KADOORIE FARM COMES TO THE RESCUE IN CHINA AND LAOS
Kadoorie Farm and Botanic Garden (KFBG), established in 1956, is an education and conservation centre near Tai Po. Over the past two decades, it has undertaken projects outside Hong Kong, such as in mainland China and Laos.
Kadoorie Conservation China (KCC), a department of KFBG, was created in 1988 and runs conservation projects and education programmes in several mainland provinces. KCC’s species conservation projects include those that assist the Hainan gibbon, the oriental pied hornbill, the eld’s deer, the sika deer, box turtles, monitor lizards and freshwater fish, and involve efforts such as reforestation, building artificial nest boxes, conducting population surveys, relocating populations in danger and creating fish sanctuaries.
The department’s ecosystem conservation projects are located at the Yinggeling National Nature Reserve and the Exianling limestone forest, both in Hainan, and involve surveying flora and fauna and educating locals about the merits of conservation.

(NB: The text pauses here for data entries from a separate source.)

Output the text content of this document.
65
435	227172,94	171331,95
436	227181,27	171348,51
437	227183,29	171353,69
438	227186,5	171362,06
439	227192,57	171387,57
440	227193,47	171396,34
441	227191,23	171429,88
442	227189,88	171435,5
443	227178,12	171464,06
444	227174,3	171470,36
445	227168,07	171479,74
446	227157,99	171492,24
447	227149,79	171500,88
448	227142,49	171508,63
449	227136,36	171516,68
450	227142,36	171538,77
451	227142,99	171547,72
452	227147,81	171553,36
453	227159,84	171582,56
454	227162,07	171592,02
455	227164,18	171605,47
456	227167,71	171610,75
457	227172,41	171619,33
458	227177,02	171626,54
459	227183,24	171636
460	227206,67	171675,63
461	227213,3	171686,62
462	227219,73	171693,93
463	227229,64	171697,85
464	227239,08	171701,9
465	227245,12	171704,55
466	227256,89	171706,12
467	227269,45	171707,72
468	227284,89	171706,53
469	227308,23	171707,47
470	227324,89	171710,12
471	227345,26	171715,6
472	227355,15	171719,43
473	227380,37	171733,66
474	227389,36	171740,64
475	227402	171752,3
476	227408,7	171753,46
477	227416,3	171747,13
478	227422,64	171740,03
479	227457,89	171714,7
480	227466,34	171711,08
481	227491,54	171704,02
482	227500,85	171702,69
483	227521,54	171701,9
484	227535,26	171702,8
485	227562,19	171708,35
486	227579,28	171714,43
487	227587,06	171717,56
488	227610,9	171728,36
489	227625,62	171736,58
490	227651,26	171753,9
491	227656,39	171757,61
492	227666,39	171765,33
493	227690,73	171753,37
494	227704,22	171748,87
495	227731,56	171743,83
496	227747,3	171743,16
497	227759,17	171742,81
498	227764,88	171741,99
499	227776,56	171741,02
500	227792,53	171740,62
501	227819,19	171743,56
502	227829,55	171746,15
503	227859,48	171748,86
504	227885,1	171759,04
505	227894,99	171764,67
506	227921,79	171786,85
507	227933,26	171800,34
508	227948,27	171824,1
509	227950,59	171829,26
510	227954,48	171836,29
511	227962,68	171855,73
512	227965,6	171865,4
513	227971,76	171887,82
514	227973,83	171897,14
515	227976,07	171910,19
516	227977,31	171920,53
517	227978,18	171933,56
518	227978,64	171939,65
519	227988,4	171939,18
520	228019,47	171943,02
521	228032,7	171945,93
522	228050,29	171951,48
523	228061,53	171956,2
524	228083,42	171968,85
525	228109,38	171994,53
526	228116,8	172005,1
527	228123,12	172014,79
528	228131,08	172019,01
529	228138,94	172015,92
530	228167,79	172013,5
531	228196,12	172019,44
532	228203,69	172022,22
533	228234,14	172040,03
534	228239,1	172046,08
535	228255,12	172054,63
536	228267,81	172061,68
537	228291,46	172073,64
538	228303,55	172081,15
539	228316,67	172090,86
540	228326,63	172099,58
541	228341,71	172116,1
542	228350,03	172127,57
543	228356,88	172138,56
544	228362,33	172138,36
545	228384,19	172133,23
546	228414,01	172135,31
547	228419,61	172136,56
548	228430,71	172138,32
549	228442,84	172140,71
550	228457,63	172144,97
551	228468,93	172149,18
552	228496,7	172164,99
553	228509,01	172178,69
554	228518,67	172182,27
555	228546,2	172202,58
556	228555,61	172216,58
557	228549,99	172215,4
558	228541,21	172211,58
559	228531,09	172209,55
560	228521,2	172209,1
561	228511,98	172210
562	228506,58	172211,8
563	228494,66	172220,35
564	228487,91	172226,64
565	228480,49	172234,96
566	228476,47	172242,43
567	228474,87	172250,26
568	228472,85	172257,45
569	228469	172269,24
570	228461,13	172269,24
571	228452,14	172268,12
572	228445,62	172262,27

In Yunnan, KCC works in collaboration with the Gaoligongshan National Nature Reserve on the Sino-Myanmar border, home to the eastern hoolock gibbon, and in the Tongbiguan nature reserve. KCC also funds conservation initiatives for the north-Chinese leopard in Shanxi and the loris in south Yunnan.
Some of the department’s more unusual projects have included designing a wetland system to treat wastewater by filtering it with strainers and natural plants, painting murals in villages to promote nature appreciation and helping to set up no-catch zones to help fish populations recover.
In Laos, KFBG runs flora conservation projects that involve biodiversity surveys in remote areas and capacity building for the Biotechnology and Ecology Institute, of the Ministry of Science and Technology.